Il vous reste 30 à 40 candidats.
Temps passé jusqu’ici : 10 minutes de paramétrage, plus le traitement par l’IA, soit quelques secondes.
Étape 2 : relecture manuelle de la liste courte.
Vous lisez maintenant 30 à 40 CV au lieu de 200. Vous regardez des candidats qui passent un seuil minimal. Vous pouvez être attentif. Vous pouvez réfléchir à l’adéquation, au potentiel d’évolution, et à la cohérence du parcours.
Vous retenez 10 à 15 candidats « peut-être ».
Temps passé : 1 h à 1 h 30 au lieu de 8 heures.
Étape 3 : ayez une vraie conversation avant de vous engager.
Rencontrez les personnes qui sont passées. C’est là que vous saisissez ce que l’IA ne peut pas voir : si quelqu’un s’intéresse sincèrement à votre entreprise, comment il raisonne face à un problème, si sa communication est réellement solide ou seulement bien tournée sur le papier.
Les chiffres qui comptent vraiment
Voyons ce que dit réellement la recherche sur le tri automatisé face au tri manuel.
Une étude de Workable a relevé un taux de conversion entretien-embauche de 42 % pour les candidats présélectionnés par IA, contre 7 % pour les candidats non présélectionnés.
Traduction : quand vous utilisez l’IA en présélection, vous parlez à des candidats nettement plus qualifiés.
Mais voici la réserve : l’étude portait sur la plateforme Workable, avec leur IA spécifique. Vos résultats varieront selon la qualité de votre offre, la précision de vos critères, et le bon calibrage de votre seuil.
Autre donnée : une étude de l’université de Chicago a montré que le tri de CV par des humains a une faible fiabilité inter-évaluateurs. Deux personnes différentes triant la même pile de CV ne s’accordent que sur 60 % des décisions environ. Un algorithme est cohérent, ce qui ne veut pas dire qu’il a raison, mais qu’il est prévisible.
La conclusion : l’IA est beaucoup plus rapide. Elle est plus cohérente. Mais elle n’est pas plus intelligente qu’un bon recruteur. Elle est simplement différente.
Quoi faire dès maintenant
Si vous triez encore les candidatures manuellement :
1. Rédigez une offre précise sur votre besoin réel. Pas des compétences génériques. Le vrai travail quotidien. Les vrais problèmes à résoudre. Cela améliore le scoring IA et permet aux candidats de mieux s’autosélectionner.
2. Essayez un outil de scoring sur votre prochain recrutement. Pas parce que c’est magique. Mais parce que cela vous fera gagner du temps sur les candidatures manifestement hors cible, pour réfléchir davantage aux « peut-être » et construire une relation avec les bons profils.
3. Fixez un seuil raisonnable. Sur une échelle de 0 à 100, rencontrez peut-être les candidats au-dessus de 50, et relisez manuellement la tranche 30 à 49. N’utilisez pas l’algorithme comme décision finale.
4. Auditez vos critères régulièrement. À chaque recrutement, regardez en arrière : la personne recrutée avait 65. Celles que vous avez écartées étaient entre 45 et 55. Ces notes reflètent-elles la réalité ? Pénalisez-vous ou valorisez-vous les bonnes choses ?

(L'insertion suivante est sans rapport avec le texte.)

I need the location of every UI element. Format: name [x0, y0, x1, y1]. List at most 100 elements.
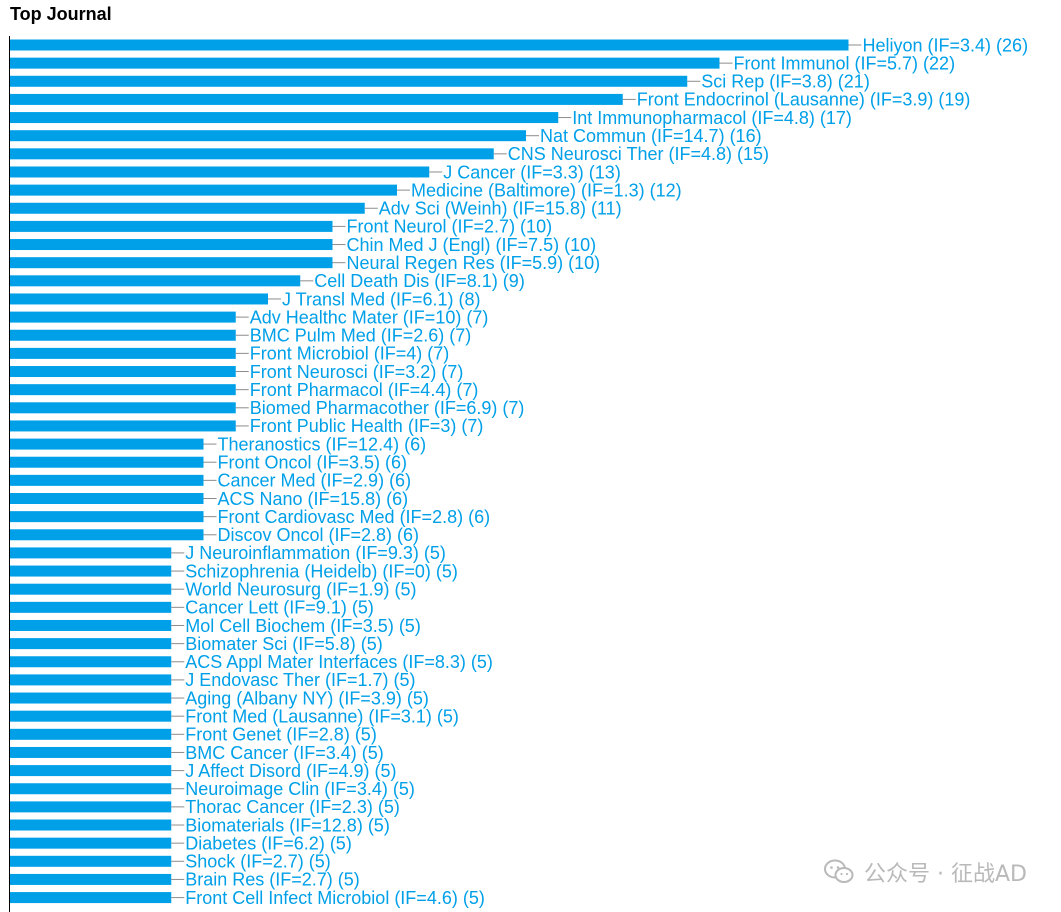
bar	[10, 837, 172, 849]
bar-label: J Transl Med (IF=6.1) (8)	[282, 289, 481, 309]
bar	[10, 529, 204, 541]
bar-label: Brain Res (IF=2.7) (5)	[185, 870, 360, 890]
bar-label: Thorac Cancer (IF=2.3) (5)	[185, 797, 400, 817]
bar	[10, 202, 365, 214]
bar	[10, 184, 397, 196]
bar	[10, 692, 172, 704]
bar	[10, 511, 204, 523]
bar	[10, 474, 204, 486]
bar-label: Cancer Med (IF=2.9) (6)	[218, 471, 412, 491]
bar-label: Front Microbiol (IF=4) (7)	[250, 344, 450, 364]
bar-label: Front Immunol (IF=5.7) (22)	[734, 53, 956, 73]
bar	[10, 547, 172, 559]
bar-label: CNS Neurosci Ther (IF=4.8) (15)	[508, 144, 769, 164]
watermark: 公众号 · 征战AD	[824, 856, 1027, 888]
bar-label: Biomed Pharmacother (IF=6.9) (7)	[250, 398, 525, 418]
bar	[10, 783, 172, 795]
bar-label: ACS Nano (IF=15.8) (6)	[218, 489, 409, 509]
bar-label: J Endovasc Ther (IF=1.7) (5)	[185, 670, 415, 690]
bar	[10, 130, 526, 142]
bar	[10, 728, 172, 740]
bar	[10, 220, 333, 232]
bar	[10, 166, 430, 178]
bar-label: J Cancer (IF=3.3) (13)	[443, 162, 621, 182]
chart-title: Top Journal	[10, 4, 112, 24]
bar-label: Cell Death Dis (IF=8.1) (9)	[314, 271, 525, 291]
bar	[10, 75, 688, 87]
bar-label: Front Neurol (IF=2.7) (10)	[347, 217, 553, 237]
bar-label: Adv Healthc Mater (IF=10) (7)	[250, 307, 489, 327]
connectors-layer	[171, 44, 862, 899]
bar-label: Heliyon (IF=3.4) (26)	[863, 35, 1029, 55]
bar-label: J Affect Disord (IF=4.9) (5)	[185, 761, 396, 781]
bar	[10, 873, 172, 885]
bar	[10, 112, 559, 124]
bar	[10, 257, 333, 269]
bar	[10, 293, 268, 305]
bar-label: Biomaterials (IF=12.8) (5)	[185, 815, 390, 835]
bar	[10, 420, 236, 432]
bar	[10, 347, 236, 359]
bar-label: Nat Commun (IF=14.7) (16)	[540, 126, 762, 146]
bar-label: Theranostics (IF=12.4) (6)	[218, 434, 427, 454]
bar-label: Neural Regen Res (IF=5.9) (10)	[347, 253, 601, 273]
bars-layer	[10, 39, 849, 904]
bar-label: Cancer Lett (IF=9.1) (5)	[185, 598, 374, 618]
bar	[10, 39, 849, 51]
bar	[10, 746, 172, 758]
bar-label: BMC Pulm Med (IF=2.6) (7)	[250, 326, 472, 346]
bar-label: Adv Sci (Weinh) (IF=15.8) (11)	[379, 199, 622, 219]
bar-label: Schizophrenia (Heidelb) (IF=0) (5)	[185, 561, 458, 581]
bar	[10, 801, 172, 813]
bar-label: Int Immunopharmacol (IF=4.8) (17)	[572, 108, 852, 128]
bar	[10, 819, 172, 831]
bar	[10, 402, 236, 414]
bar	[10, 601, 172, 613]
bar	[10, 892, 172, 904]
bar	[10, 239, 333, 251]
bar-label: Shock (IF=2.7) (5)	[185, 852, 331, 872]
wechat-icon	[824, 859, 854, 883]
bar	[10, 329, 236, 341]
bar	[10, 565, 172, 577]
bar	[10, 619, 172, 631]
bar-label: Sci Rep (IF=3.8) (21)	[701, 72, 870, 92]
bar-label: Front Public Health (IF=3) (7)	[250, 416, 484, 436]
bar-label: Neuroimage Clin (IF=3.4) (5)	[185, 779, 415, 799]
bar	[10, 456, 204, 468]
bar-label: Front Genet (IF=2.8) (5)	[185, 725, 377, 745]
bar	[10, 855, 172, 867]
bar	[10, 311, 236, 323]
bar	[10, 366, 236, 378]
bar	[10, 765, 172, 777]
bar	[10, 710, 172, 722]
bar-label: World Neurosurg (IF=1.9) (5)	[185, 580, 416, 600]
labels-layer: Heliyon (IF=3.4) (26)Front Immunol (IF=5…	[185, 35, 1028, 908]
bar-label: Chin Med J (Engl) (IF=7.5) (10)	[347, 235, 597, 255]
bar-label: Front Neurosci (IF=3.2) (7)	[250, 362, 464, 382]
bar-label: Discov Oncol (IF=2.8) (6)	[218, 525, 420, 545]
bar-label: Medicine (Baltimore) (IF=1.3) (12)	[411, 180, 682, 200]
bar	[10, 583, 172, 595]
bar-label: Mol Cell Biochem (IF=3.5) (5)	[185, 616, 421, 636]
bar	[10, 57, 720, 69]
bar	[10, 384, 236, 396]
bar-label: Front Oncol (IF=3.5) (6)	[218, 453, 408, 473]
bar-label: Biomater Sci (IF=5.8) (5)	[185, 634, 383, 654]
bar-label: ACS Appl Mater Interfaces (IF=8.3) (5)	[185, 652, 493, 672]
bar-label: Front Cardiovasc Med (IF=2.8) (6)	[218, 507, 491, 527]
bar	[10, 93, 623, 105]
bar	[10, 275, 301, 287]
bar-label: Diabetes (IF=6.2) (5)	[185, 833, 352, 853]
bar-label: BMC Cancer (IF=3.4) (5)	[185, 743, 384, 763]
watermark-text: 公众号 · 征战AD	[864, 862, 1027, 887]
bar-label: J Neuroinflammation (IF=9.3) (5)	[185, 543, 446, 563]
bar-label: Front Pharmacol (IF=4.4) (7)	[250, 380, 479, 400]
bar	[10, 148, 494, 160]
bar-label: Aging (Albany NY) (IF=3.9) (5)	[185, 688, 429, 708]
bar	[10, 674, 172, 686]
bar	[10, 656, 172, 668]
bar	[10, 638, 172, 650]
bar-label: Front Med (Lausanne) (IF=3.1) (5)	[185, 706, 459, 726]
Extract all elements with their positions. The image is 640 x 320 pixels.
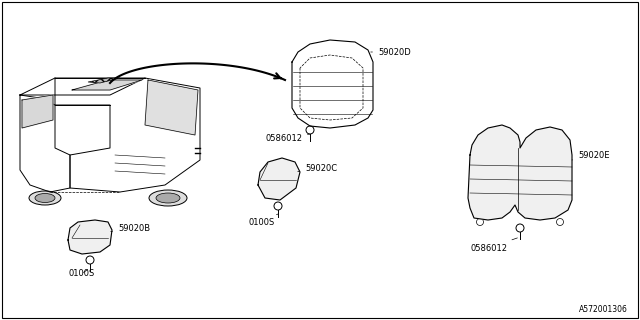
Polygon shape bbox=[72, 80, 142, 90]
Ellipse shape bbox=[149, 190, 187, 206]
Text: A572001306: A572001306 bbox=[579, 305, 628, 314]
Text: 0100S: 0100S bbox=[248, 214, 278, 227]
Text: 0586012: 0586012 bbox=[470, 238, 517, 252]
Ellipse shape bbox=[35, 194, 55, 203]
Polygon shape bbox=[468, 125, 572, 220]
Polygon shape bbox=[68, 220, 112, 254]
Polygon shape bbox=[145, 80, 198, 135]
Polygon shape bbox=[22, 95, 53, 128]
Ellipse shape bbox=[29, 191, 61, 205]
Text: 59020E: 59020E bbox=[572, 150, 609, 160]
Polygon shape bbox=[88, 78, 120, 83]
Text: 0100S: 0100S bbox=[68, 269, 94, 278]
Text: 59020C: 59020C bbox=[298, 164, 337, 172]
Text: 59020B: 59020B bbox=[111, 223, 150, 233]
Text: 59020D: 59020D bbox=[371, 47, 411, 57]
Polygon shape bbox=[258, 158, 300, 200]
Ellipse shape bbox=[156, 193, 180, 203]
Text: 0586012: 0586012 bbox=[265, 133, 310, 142]
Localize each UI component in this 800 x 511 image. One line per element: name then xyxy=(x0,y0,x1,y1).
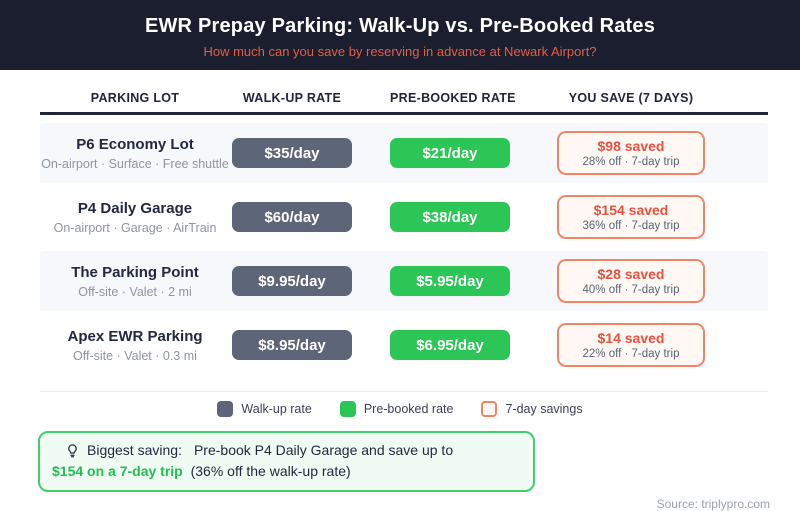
table-row: P4 Daily Garage On-airport · Garage · Ai… xyxy=(40,187,768,247)
legend-item-walkup: Walk-up rate xyxy=(217,401,312,417)
legend-label: Pre-booked rate xyxy=(363,402,454,416)
savings-detail: 28% off · 7-day trip xyxy=(582,156,680,168)
lot-details: Off-site · Valet · 0.3 mi xyxy=(73,348,197,363)
savings-amount: $98 saved xyxy=(597,138,665,154)
header: EWR Prepay Parking: Walk-Up vs. Pre-Book… xyxy=(0,0,800,70)
prebooked-rate-badge: $38/day xyxy=(390,202,510,232)
table-row: The Parking Point Off-site · Valet · 2 m… xyxy=(40,251,768,311)
savings-box: $28 saved 40% off · 7-day trip xyxy=(557,259,705,303)
prebooked-swatch xyxy=(339,401,356,417)
callout-text: (36% off the walk-up rate) xyxy=(190,463,351,479)
prebooked-rate-badge: $5.95/day xyxy=(390,266,510,296)
legend-divider xyxy=(40,391,768,392)
prebooked-rate-badge: $6.95/day xyxy=(390,330,510,360)
lot-cell: P6 Economy Lot On-airport · Surface · Fr… xyxy=(40,136,230,171)
prebooked-rate-badge: $21/day xyxy=(390,138,510,168)
savings-detail: 22% off · 7-day trip xyxy=(582,348,680,360)
lot-name: P6 Economy Lot xyxy=(76,135,194,153)
table-row: Apex EWR Parking Off-site · Valet · 0.3 … xyxy=(40,315,768,375)
legend: Walk-up rate Pre-booked rate 7-day savin… xyxy=(0,401,800,417)
legend-item-savings: 7-day savings xyxy=(481,401,583,417)
lot-details: Off-site · Valet · 2 mi xyxy=(78,284,192,299)
page-title: EWR Prepay Parking: Walk-Up vs. Pre-Book… xyxy=(144,15,656,37)
column-header-you-save: YOU SAVE (7 DAYS) xyxy=(568,91,694,105)
savings-detail: 40% off · 7-day trip xyxy=(582,284,680,296)
column-header-parking-lot: PARKING LOT xyxy=(90,91,180,105)
callout-lead: Biggest saving: xyxy=(87,442,182,458)
walkup-rate-badge: $9.95/day xyxy=(232,266,352,296)
callout-line-2: $154 on a 7-day trip (36% off the walk-u… xyxy=(52,461,521,482)
page-subtitle: How much can you save by reserving in ad… xyxy=(203,44,597,59)
table-body: P6 Economy Lot On-airport · Surface · Fr… xyxy=(40,123,768,375)
savings-box: $154 saved 36% off · 7-day trip xyxy=(557,195,705,239)
column-header-prebooked-rate: PRE-BOOKED RATE xyxy=(390,91,516,105)
table-header: PARKING LOT WALK-UP RATE PRE-BOOKED RATE… xyxy=(40,70,768,115)
walkup-swatch xyxy=(217,401,234,417)
walkup-rate-badge: $8.95/day xyxy=(232,330,352,360)
savings-box: $98 saved 28% off · 7-day trip xyxy=(557,131,705,175)
legend-item-prebooked: Pre-booked rate xyxy=(339,401,454,417)
savings-swatch xyxy=(481,401,498,417)
column-header-walkup-rate: WALK-UP RATE xyxy=(242,91,342,105)
callout-text: Pre-book P4 Daily Garage and save up to xyxy=(193,442,454,458)
lot-cell: P4 Daily Garage On-airport · Garage · Ai… xyxy=(40,200,230,235)
walkup-rate-badge: $35/day xyxy=(232,138,352,168)
lot-details: On-airport · Surface · Free shuttle xyxy=(41,156,229,171)
lot-name: The Parking Point xyxy=(71,263,199,281)
savings-box: $14 saved 22% off · 7-day trip xyxy=(557,323,705,367)
callout-line-1: Biggest saving: Pre-book P4 Daily Garage… xyxy=(52,440,521,461)
biggest-saving-callout: Biggest saving: Pre-book P4 Daily Garage… xyxy=(38,431,535,492)
lot-name: Apex EWR Parking xyxy=(67,327,203,345)
lot-name: P4 Daily Garage xyxy=(77,199,193,217)
legend-label: Walk-up rate xyxy=(241,402,312,416)
savings-amount: $14 saved xyxy=(597,330,665,346)
table-row: P6 Economy Lot On-airport · Surface · Fr… xyxy=(40,123,768,183)
callout-highlight: $154 on a 7-day trip xyxy=(52,463,183,479)
savings-detail: 36% off · 7-day trip xyxy=(582,220,680,232)
lot-cell: The Parking Point Off-site · Valet · 2 m… xyxy=(40,264,230,299)
lot-cell: Apex EWR Parking Off-site · Valet · 0.3 … xyxy=(40,328,230,363)
lot-details: On-airport · Garage · AirTrain xyxy=(53,220,217,235)
legend-label: 7-day savings xyxy=(505,402,583,416)
savings-amount: $28 saved xyxy=(597,266,665,282)
walkup-rate-badge: $60/day xyxy=(232,202,352,232)
lightbulb-icon xyxy=(65,443,80,458)
source-attribution: Source: triplypro.com xyxy=(656,497,770,511)
savings-amount: $154 saved xyxy=(593,202,669,218)
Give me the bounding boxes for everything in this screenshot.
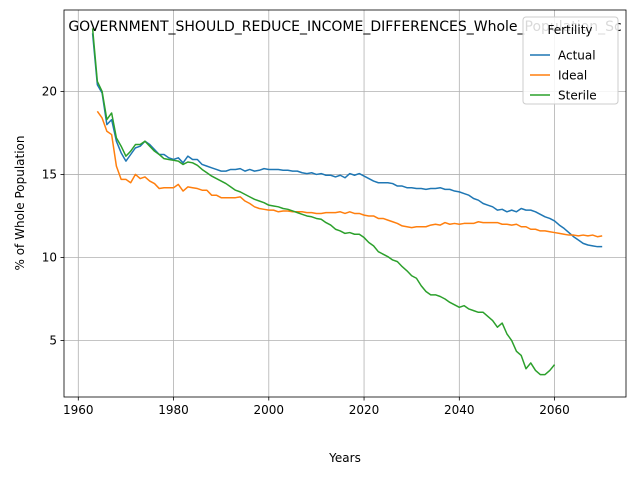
series-line-actual xyxy=(91,33,603,248)
x-axis: 1960 1980 2000 2020 2040 2060 xyxy=(63,397,570,417)
x-axis-label: Years xyxy=(328,451,361,465)
legend-label-sterile: Sterile xyxy=(558,89,597,103)
y-axis-label: % of Whole Population xyxy=(13,136,27,271)
plot-frame xyxy=(63,9,627,398)
chart-title: GOVERNMENT_SHOULD_REDUCE_INCOME_DIFFEREN… xyxy=(68,19,621,35)
x-tick-label: 1960 xyxy=(63,403,94,417)
legend-label-ideal: Ideal xyxy=(558,69,587,83)
x-tick-label: 2000 xyxy=(254,403,285,417)
x-tick-label: 1980 xyxy=(158,403,189,417)
y-tick-label: 20 xyxy=(42,84,57,98)
legend-entries: Actual Ideal Sterile xyxy=(530,49,597,103)
y-axis: 5 10 15 20 xyxy=(42,84,64,348)
series-line-sterile xyxy=(91,28,556,376)
y-tick-label: 15 xyxy=(42,167,57,181)
series-line-ideal xyxy=(96,110,603,238)
x-tick-label: 2020 xyxy=(349,403,380,417)
legend: Fertility Actual Ideal Sterile xyxy=(522,16,619,105)
y-tick-label: 10 xyxy=(42,250,57,264)
x-tick-label: 2040 xyxy=(444,403,475,417)
y-tick-label: 5 xyxy=(49,334,57,348)
legend-label-actual: Actual xyxy=(558,49,596,63)
series-layer xyxy=(91,28,603,376)
legend-box xyxy=(522,16,619,105)
x-tick-label: 2060 xyxy=(539,403,570,417)
legend-title: Fertility xyxy=(547,23,592,37)
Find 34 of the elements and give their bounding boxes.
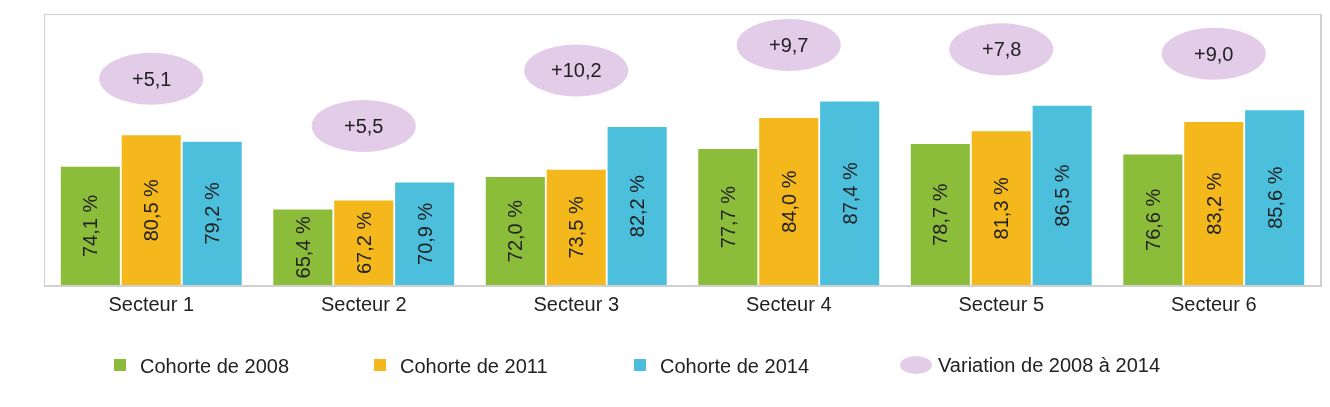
annotation: +9,0 (1194, 43, 1234, 65)
annotation: +5,5 (344, 115, 384, 137)
data-label: 80,5 % (140, 178, 163, 242)
data-label: 84,0 % (777, 170, 800, 233)
data-label: 67,2 % (352, 211, 375, 275)
annotation: +5,1 (132, 68, 172, 90)
data-label: 81,3 % (990, 176, 1013, 240)
annotation: +10,2 (551, 59, 602, 81)
x-tick-label: Secteur 6 (1170, 292, 1257, 315)
data-label: 82,2 % (626, 174, 649, 238)
legend-label: Cohorte de 2011 (400, 354, 548, 377)
data-label: 72,0 % (504, 199, 527, 263)
legend-label: Cohorte de 2014 (660, 354, 810, 377)
data-label: 73,5 % (565, 196, 588, 259)
annotation: +7,8 (982, 38, 1022, 60)
data-label: 70,9 % (413, 202, 436, 265)
annotation: +9,7 (769, 34, 809, 56)
data-label: 85,6 % (1263, 166, 1286, 229)
data-label: 77,7 % (716, 185, 739, 249)
x-tick-label: Secteur 5 (958, 292, 1045, 315)
x-tick-label: Secteur 1 (108, 292, 195, 315)
data-label: 86,5 % (1051, 164, 1074, 227)
data-label: 74,1 % (79, 194, 102, 258)
data-label: 83,2 % (1202, 172, 1225, 235)
text: Variation de 2008 à 2014 (938, 354, 1161, 376)
data-label: 79,2 % (201, 182, 224, 245)
data-label: 65,4 % (291, 215, 314, 279)
x-tick-label: Secteur 3 (533, 292, 620, 315)
x-tick-label: Secteur 2 (320, 292, 407, 315)
data-label: 76,6 % (1141, 188, 1164, 251)
legend-label: Cohorte de 2008 (140, 354, 290, 377)
data-label: 87,4 % (838, 161, 861, 225)
data-label: 78,7 % (929, 183, 952, 246)
x-tick-label: Secteur 4 (745, 292, 832, 315)
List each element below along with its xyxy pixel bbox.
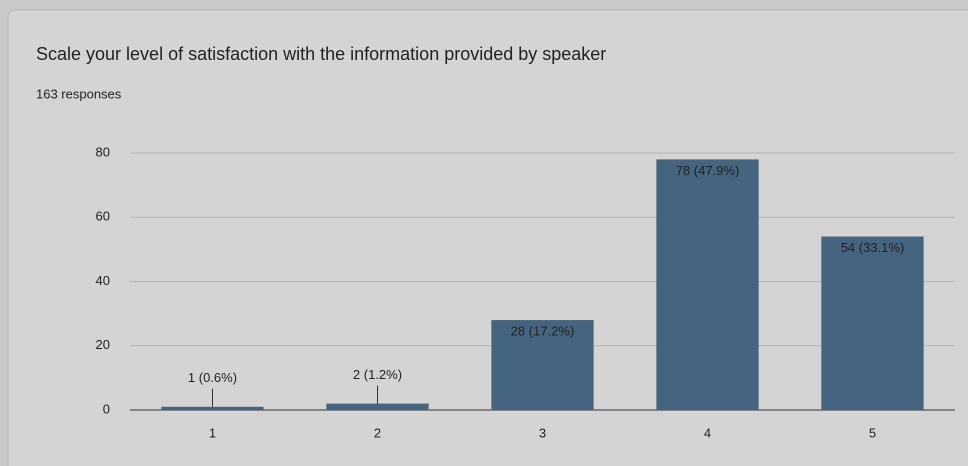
chart-subtitle: 163 responses	[36, 86, 122, 101]
bar	[491, 320, 594, 410]
y-tick-label: 0	[103, 401, 110, 416]
y-tick-label: 60	[96, 209, 110, 224]
x-tick-label: 5	[869, 425, 876, 440]
data-label: 28 (17.2%)	[511, 323, 575, 338]
chart-title: Scale your level of satisfaction with th…	[36, 44, 606, 64]
y-tick-label: 40	[96, 273, 110, 288]
y-tick-label: 20	[96, 337, 110, 352]
bar	[656, 159, 759, 410]
x-tick-label: 2	[374, 425, 381, 440]
data-label: 78 (47.9%)	[676, 163, 740, 178]
data-label: 2 (1.2%)	[353, 367, 402, 382]
x-tick-label: 4	[704, 425, 711, 440]
bar	[161, 406, 264, 410]
data-label: 1 (0.6%)	[188, 370, 237, 385]
x-tick-label: 1	[209, 425, 216, 440]
bar	[821, 236, 924, 410]
data-label: 54 (33.1%)	[841, 240, 905, 255]
bar	[326, 403, 429, 410]
x-tick-label: 3	[539, 425, 546, 440]
y-tick-label: 80	[96, 144, 110, 159]
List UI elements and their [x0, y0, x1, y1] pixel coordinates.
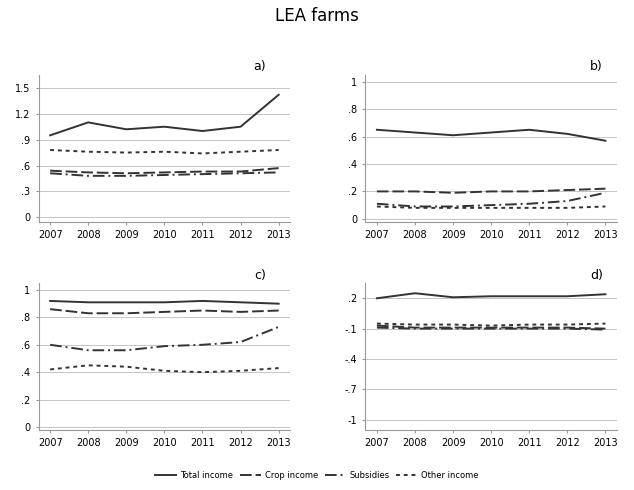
Text: b): b): [590, 60, 603, 74]
Text: d): d): [590, 269, 603, 282]
Text: c): c): [254, 269, 266, 282]
Legend: Total income, Crop income, Subsidies, Other income: Total income, Crop income, Subsidies, Ot…: [152, 468, 482, 483]
Text: a): a): [254, 60, 266, 74]
Text: LEA farms: LEA farms: [275, 7, 359, 25]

5. Gardez le jugement humain au centre. L’algorithme trouve les candidats qui semblent convenir sur le papier. C’est vous qui déterminez s’ils conviennent réellement. C’est vous qui construisez la relation qui transforme une proposition en signature.
Le meilleur processus de recrutement est plus rapide que le tri manuel et plus intelligent que l’IA seule. C’est là que se situe votre vraie valeur ajoutée.
Pour finir
Le tri manuel fonctionne très bien avec 10 candidatures. À partir de 100, il vous coûte du temps, de la cohérence, et la capacité de vous concentrer sur ce que les RH font de mieux : construire une relation avec les candidats et prendre des décisions réfléchies.
Le scoring IA n’est pas un luxe réservé aux grandes entreprises. C’est un gain de temps pour tout professionnel RH qui croule sous les candidatures, et qui libère du temps pour le travail qui fait réellement réussir un recrutement.
La question n’est pas de savoir si l’IA bat le tri manuel. C’est de savoir si vous pouvez vous permettre de vous en passer.